ELY I think that was the only easy thing about the book. Um, for me, it’s about what I hear. And I’m really nosy. And I like to eariwig into people’s conversations. And I think Kirsty’s voice probably came from sitting on a bus, overhearing snatches of conversation. So it was there, embedded.
BRYAN When you start to grasp that voice, it becomes very easy to read the novel. Did you did you read aloud when you were writing it?
ELY Yes.
BRYAN And what did that do for you as a writer?
ELY If I can’t, if it doesn’t sound right, then it’s not right. You can’t put that bit in. I would go through every single sentence, and I would, I would, I would read every single sentence, and then I would read it again and read it again and I would write. Okay. Where’s the rhythm, where’s the beat? Um, and then I would read maybe a paragraph and I’d go back, I keep going back and I’d read the whole thing and the bits that would have to come out, because it would just - if you stopped and it didn’t sound like somebody talking to you.
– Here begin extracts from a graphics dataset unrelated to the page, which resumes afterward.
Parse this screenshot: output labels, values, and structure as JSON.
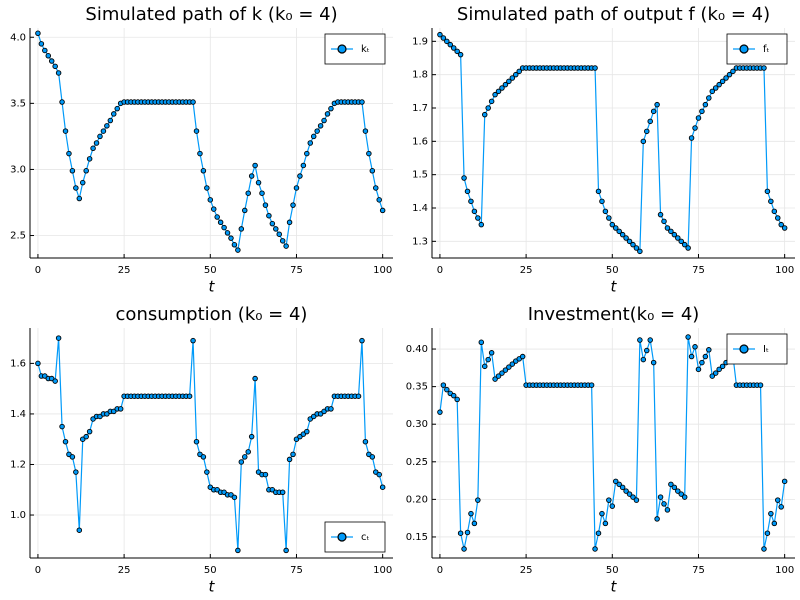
{
  "chart_data": [
    {
      "type": "line",
      "title": "Simulated path of k (k₀ = 4)",
      "x_label": "t",
      "x": [
        0,
        1,
        2,
        3,
        4,
        5,
        6,
        7,
        8,
        9,
        10,
        11,
        12,
        13,
        14,
        15,
        16,
        17,
        18,
        19,
        20,
        21,
        22,
        23,
        24,
        25,
        26,
        27,
        28,
        29,
        30,
        31,
        32,
        33,
        34,
        35,
        36,
        37,
        38,
        39,
        40,
        41,
        42,
        43,
        44,
        45,
        46,
        47,
        48,
        49,
        50,
        51,
        52,
        53,
        54,
        55,
        56,
        57,
        58,
        59,
        60,
        61,
        62,
        63,
        64,
        65,
        66,
        67,
        68,
        69,
        70,
        71,
        72,
        73,
        74,
        75,
        76,
        77,
        78,
        79,
        80,
        81,
        82,
        83,
        84,
        85,
        86,
        87,
        88,
        89,
        90,
        91,
        92,
        93,
        94,
        95,
        96,
        97,
        98,
        99,
        100
      ],
      "series": [
        {
          "name": "kₜ",
          "color": "#009af9",
          "values": [
            4.03,
            3.95,
            3.9,
            3.86,
            3.82,
            3.78,
            3.73,
            3.51,
            3.29,
            3.12,
            2.99,
            2.86,
            2.78,
            2.9,
            2.99,
            3.08,
            3.16,
            3.2,
            3.25,
            3.29,
            3.33,
            3.37,
            3.42,
            3.46,
            3.5,
            3.51,
            3.51,
            3.51,
            3.51,
            3.51,
            3.51,
            3.51,
            3.51,
            3.51,
            3.51,
            3.51,
            3.51,
            3.51,
            3.51,
            3.51,
            3.51,
            3.51,
            3.51,
            3.51,
            3.51,
            3.51,
            3.29,
            3.12,
            2.99,
            2.86,
            2.77,
            2.7,
            2.64,
            2.6,
            2.56,
            2.52,
            2.48,
            2.43,
            2.39,
            2.55,
            2.69,
            2.82,
            2.95,
            3.03,
            2.9,
            2.82,
            2.73,
            2.65,
            2.59,
            2.55,
            2.51,
            2.46,
            2.42,
            2.6,
            2.73,
            2.86,
            2.95,
            3.03,
            3.12,
            3.2,
            3.25,
            3.29,
            3.33,
            3.37,
            3.42,
            3.46,
            3.5,
            3.51,
            3.51,
            3.51,
            3.51,
            3.51,
            3.51,
            3.51,
            3.51,
            3.29,
            3.12,
            2.99,
            2.86,
            2.77,
            2.69
          ]
        }
      ],
      "xlim": [
        -2.3,
        103
      ],
      "ylim": [
        2.33,
        4.07
      ],
      "xticks": [
        0,
        25,
        50,
        75,
        100
      ],
      "yticks": [
        {
          "value": 2.5,
          "label": "2.5"
        },
        {
          "value": 3.0,
          "label": "3.0"
        },
        {
          "value": 3.5,
          "label": "3.5"
        },
        {
          "value": 4.0,
          "label": "4.0"
        }
      ],
      "grid": true,
      "legend": "top-right"
    },
    {
      "type": "line",
      "title": "Simulated path of output f (k₀ = 4)",
      "x_label": "t",
      "x": [
        0,
        1,
        2,
        3,
        4,
        5,
        6,
        7,
        8,
        9,
        10,
        11,
        12,
        13,
        14,
        15,
        16,
        17,
        18,
        19,
        20,
        21,
        22,
        23,
        24,
        25,
        26,
        27,
        28,
        29,
        30,
        31,
        32,
        33,
        34,
        35,
        36,
        37,
        38,
        39,
        40,
        41,
        42,
        43,
        44,
        45,
        46,
        47,
        48,
        49,
        50,
        51,
        52,
        53,
        54,
        55,
        56,
        57,
        58,
        59,
        60,
        61,
        62,
        63,
        64,
        65,
        66,
        67,
        68,
        69,
        70,
        71,
        72,
        73,
        74,
        75,
        76,
        77,
        78,
        79,
        80,
        81,
        82,
        83,
        84,
        85,
        86,
        87,
        88,
        89,
        90,
        91,
        92,
        93,
        94,
        95,
        96,
        97,
        98,
        99,
        100
      ],
      "series": [
        {
          "name": "fₜ",
          "color": "#009af9",
          "values": [
            1.92,
            1.91,
            1.9,
            1.89,
            1.88,
            1.87,
            1.86,
            1.49,
            1.45,
            1.42,
            1.39,
            1.37,
            1.35,
            1.68,
            1.7,
            1.72,
            1.74,
            1.75,
            1.76,
            1.77,
            1.78,
            1.79,
            1.8,
            1.81,
            1.82,
            1.82,
            1.82,
            1.82,
            1.82,
            1.82,
            1.82,
            1.82,
            1.82,
            1.82,
            1.82,
            1.82,
            1.82,
            1.82,
            1.82,
            1.82,
            1.82,
            1.82,
            1.82,
            1.82,
            1.82,
            1.82,
            1.45,
            1.42,
            1.39,
            1.37,
            1.35,
            1.34,
            1.33,
            1.32,
            1.31,
            1.3,
            1.29,
            1.28,
            1.27,
            1.6,
            1.63,
            1.66,
            1.69,
            1.71,
            1.38,
            1.36,
            1.34,
            1.33,
            1.32,
            1.31,
            1.3,
            1.29,
            1.28,
            1.61,
            1.64,
            1.67,
            1.69,
            1.71,
            1.73,
            1.75,
            1.76,
            1.77,
            1.78,
            1.79,
            1.8,
            1.81,
            1.82,
            1.82,
            1.82,
            1.82,
            1.82,
            1.82,
            1.82,
            1.82,
            1.82,
            1.45,
            1.42,
            1.39,
            1.37,
            1.35,
            1.34
          ]
        }
      ],
      "xlim": [
        -2.3,
        103
      ],
      "ylim": [
        1.25,
        1.94
      ],
      "xticks": [
        0,
        25,
        50,
        75,
        100
      ],
      "yticks": [
        {
          "value": 1.3,
          "label": "1.3"
        },
        {
          "value": 1.4,
          "label": "1.4"
        },
        {
          "value": 1.5,
          "label": "1.5"
        },
        {
          "value": 1.6,
          "label": "1.6"
        },
        {
          "value": 1.7,
          "label": "1.7"
        },
        {
          "value": 1.8,
          "label": "1.8"
        },
        {
          "value": 1.9,
          "label": "1.9"
        }
      ],
      "grid": true,
      "legend": "top-right"
    },
    {
      "type": "line",
      "title": "consumption (k₀ = 4)",
      "x_label": "t",
      "x": [
        0,
        1,
        2,
        3,
        4,
        5,
        6,
        7,
        8,
        9,
        10,
        11,
        12,
        13,
        14,
        15,
        16,
        17,
        18,
        19,
        20,
        21,
        22,
        23,
        24,
        25,
        26,
        27,
        28,
        29,
        30,
        31,
        32,
        33,
        34,
        35,
        36,
        37,
        38,
        39,
        40,
        41,
        42,
        43,
        44,
        45,
        46,
        47,
        48,
        49,
        50,
        51,
        52,
        53,
        54,
        55,
        56,
        57,
        58,
        59,
        60,
        61,
        62,
        63,
        64,
        65,
        66,
        67,
        68,
        69,
        70,
        71,
        72,
        73,
        74,
        75,
        76,
        77,
        78,
        79,
        80,
        81,
        82,
        83,
        84,
        85,
        86,
        87,
        88,
        89,
        90,
        91,
        92,
        93,
        94,
        95,
        96,
        97,
        98,
        99,
        100
      ],
      "series": [
        {
          "name": "cₜ",
          "color": "#009af9",
          "values": [
            1.6,
            1.55,
            1.55,
            1.54,
            1.54,
            1.53,
            1.7,
            1.35,
            1.29,
            1.24,
            1.23,
            1.17,
            0.94,
            1.3,
            1.31,
            1.33,
            1.38,
            1.39,
            1.39,
            1.4,
            1.4,
            1.41,
            1.41,
            1.42,
            1.42,
            1.47,
            1.47,
            1.47,
            1.47,
            1.47,
            1.47,
            1.47,
            1.47,
            1.47,
            1.47,
            1.47,
            1.47,
            1.47,
            1.47,
            1.47,
            1.47,
            1.47,
            1.47,
            1.47,
            1.47,
            1.69,
            1.29,
            1.24,
            1.23,
            1.17,
            1.11,
            1.1,
            1.1,
            1.09,
            1.09,
            1.08,
            1.08,
            1.07,
            0.86,
            1.21,
            1.23,
            1.25,
            1.31,
            1.54,
            1.17,
            1.16,
            1.16,
            1.1,
            1.1,
            1.09,
            1.09,
            1.09,
            0.86,
            1.22,
            1.24,
            1.3,
            1.31,
            1.32,
            1.33,
            1.38,
            1.39,
            1.4,
            1.4,
            1.41,
            1.42,
            1.42,
            1.47,
            1.47,
            1.47,
            1.47,
            1.47,
            1.47,
            1.47,
            1.47,
            1.69,
            1.29,
            1.24,
            1.23,
            1.17,
            1.16,
            1.11
          ]
        }
      ],
      "xlim": [
        -2.3,
        103
      ],
      "ylim": [
        0.83,
        1.74
      ],
      "xticks": [
        0,
        25,
        50,
        75,
        100
      ],
      "yticks": [
        {
          "value": 1.0,
          "label": "1.0"
        },
        {
          "value": 1.2,
          "label": "1.2"
        },
        {
          "value": 1.4,
          "label": "1.4"
        },
        {
          "value": 1.6,
          "label": "1.6"
        }
      ],
      "grid": true,
      "legend": "bottom-right"
    },
    {
      "type": "line",
      "title": "Investment(k₀ = 4)",
      "x_label": "t",
      "x": [
        0,
        1,
        2,
        3,
        4,
        5,
        6,
        7,
        8,
        9,
        10,
        11,
        12,
        13,
        14,
        15,
        16,
        17,
        18,
        19,
        20,
        21,
        22,
        23,
        24,
        25,
        26,
        27,
        28,
        29,
        30,
        31,
        32,
        33,
        34,
        35,
        36,
        37,
        38,
        39,
        40,
        41,
        42,
        43,
        44,
        45,
        46,
        47,
        48,
        49,
        50,
        51,
        52,
        53,
        54,
        55,
        56,
        57,
        58,
        59,
        60,
        61,
        62,
        63,
        64,
        65,
        66,
        67,
        68,
        69,
        70,
        71,
        72,
        73,
        74,
        75,
        76,
        77,
        78,
        79,
        80,
        81,
        82,
        83,
        84,
        85,
        86,
        87,
        88,
        89,
        90,
        91,
        92,
        93,
        94,
        95,
        96,
        97,
        98,
        99,
        100
      ],
      "series": [
        {
          "name": "Iₜ",
          "color": "#009af9",
          "values": [
            0.316,
            0.352,
            0.346,
            0.341,
            0.338,
            0.333,
            0.155,
            0.134,
            0.156,
            0.181,
            0.168,
            0.199,
            0.409,
            0.377,
            0.386,
            0.395,
            0.36,
            0.364,
            0.368,
            0.372,
            0.376,
            0.38,
            0.384,
            0.387,
            0.39,
            0.352,
            0.352,
            0.352,
            0.352,
            0.352,
            0.352,
            0.352,
            0.352,
            0.352,
            0.352,
            0.352,
            0.352,
            0.352,
            0.352,
            0.352,
            0.352,
            0.352,
            0.352,
            0.352,
            0.352,
            0.134,
            0.155,
            0.181,
            0.168,
            0.199,
            0.191,
            0.224,
            0.22,
            0.216,
            0.211,
            0.207,
            0.203,
            0.199,
            0.412,
            0.386,
            0.398,
            0.412,
            0.382,
            0.174,
            0.203,
            0.194,
            0.186,
            0.22,
            0.216,
            0.211,
            0.207,
            0.203,
            0.416,
            0.39,
            0.403,
            0.373,
            0.382,
            0.39,
            0.399,
            0.364,
            0.368,
            0.373,
            0.377,
            0.382,
            0.386,
            0.391,
            0.352,
            0.352,
            0.352,
            0.352,
            0.352,
            0.352,
            0.352,
            0.352,
            0.134,
            0.155,
            0.181,
            0.168,
            0.199,
            0.19,
            0.224
          ]
        }
      ],
      "xlim": [
        -2.3,
        103
      ],
      "ylim": [
        0.122,
        0.428
      ],
      "xticks": [
        0,
        25,
        50,
        75,
        100
      ],
      "yticks": [
        0.15,
        {
          "value": 0.2,
          "label": "0.20"
        },
        0.25,
        {
          "value": 0.3,
          "label": "0.30"
        },
        0.35,
        {
          "value": 0.4,
          "label": "0.40"
        }
      ],
      "grid": true,
      "legend": "top-right"
    }
  ]
}
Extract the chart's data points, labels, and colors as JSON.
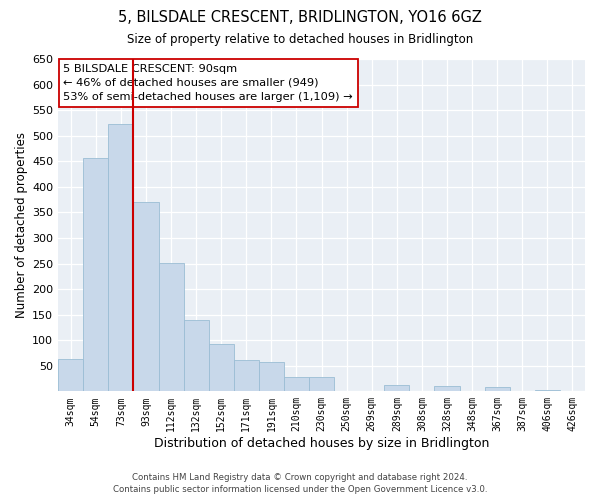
{
  "title": "5, BILSDALE CRESCENT, BRIDLINGTON, YO16 6GZ",
  "subtitle": "Size of property relative to detached houses in Bridlington",
  "xlabel": "Distribution of detached houses by size in Bridlington",
  "ylabel": "Number of detached properties",
  "bin_labels": [
    "34sqm",
    "54sqm",
    "73sqm",
    "93sqm",
    "112sqm",
    "132sqm",
    "152sqm",
    "171sqm",
    "191sqm",
    "210sqm",
    "230sqm",
    "250sqm",
    "269sqm",
    "289sqm",
    "308sqm",
    "328sqm",
    "348sqm",
    "367sqm",
    "387sqm",
    "406sqm",
    "426sqm"
  ],
  "bar_heights": [
    63,
    456,
    522,
    370,
    251,
    140,
    93,
    62,
    57,
    28,
    28,
    0,
    0,
    13,
    0,
    10,
    0,
    8,
    0,
    3,
    0
  ],
  "bar_color": "#c8d8ea",
  "bar_edge_color": "#9bbdd4",
  "vline_color": "#cc0000",
  "ylim": [
    0,
    650
  ],
  "yticks": [
    0,
    50,
    100,
    150,
    200,
    250,
    300,
    350,
    400,
    450,
    500,
    550,
    600,
    650
  ],
  "annotation_line1": "5 BILSDALE CRESCENT: 90sqm",
  "annotation_line2": "← 46% of detached houses are smaller (949)",
  "annotation_line3": "53% of semi-detached houses are larger (1,109) →",
  "annotation_box_color": "#ffffff",
  "annotation_border_color": "#cc0000",
  "footer_line1": "Contains HM Land Registry data © Crown copyright and database right 2024.",
  "footer_line2": "Contains public sector information licensed under the Open Government Licence v3.0.",
  "background_color": "#ffffff",
  "plot_bg_color": "#eaeff5"
}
I mean, Duck Feet is really like 70 monologues and a lot of publishers that would say to me, um, maybe if you change the spelling, maybe if you’d written in proper English, then we might publish it. And I’m like, what do you want me to write? My father has very poorly toes. It doesnae sound right. It just it’s totally wrong. It has to be the way that a 12 year old girl from Renfrew would tell the story. It’s just the way she talks.
Description
In this short video, Ely Percy talks about the power of reading out loud and how they found Kirsty’s narrative voice through overheard conversations.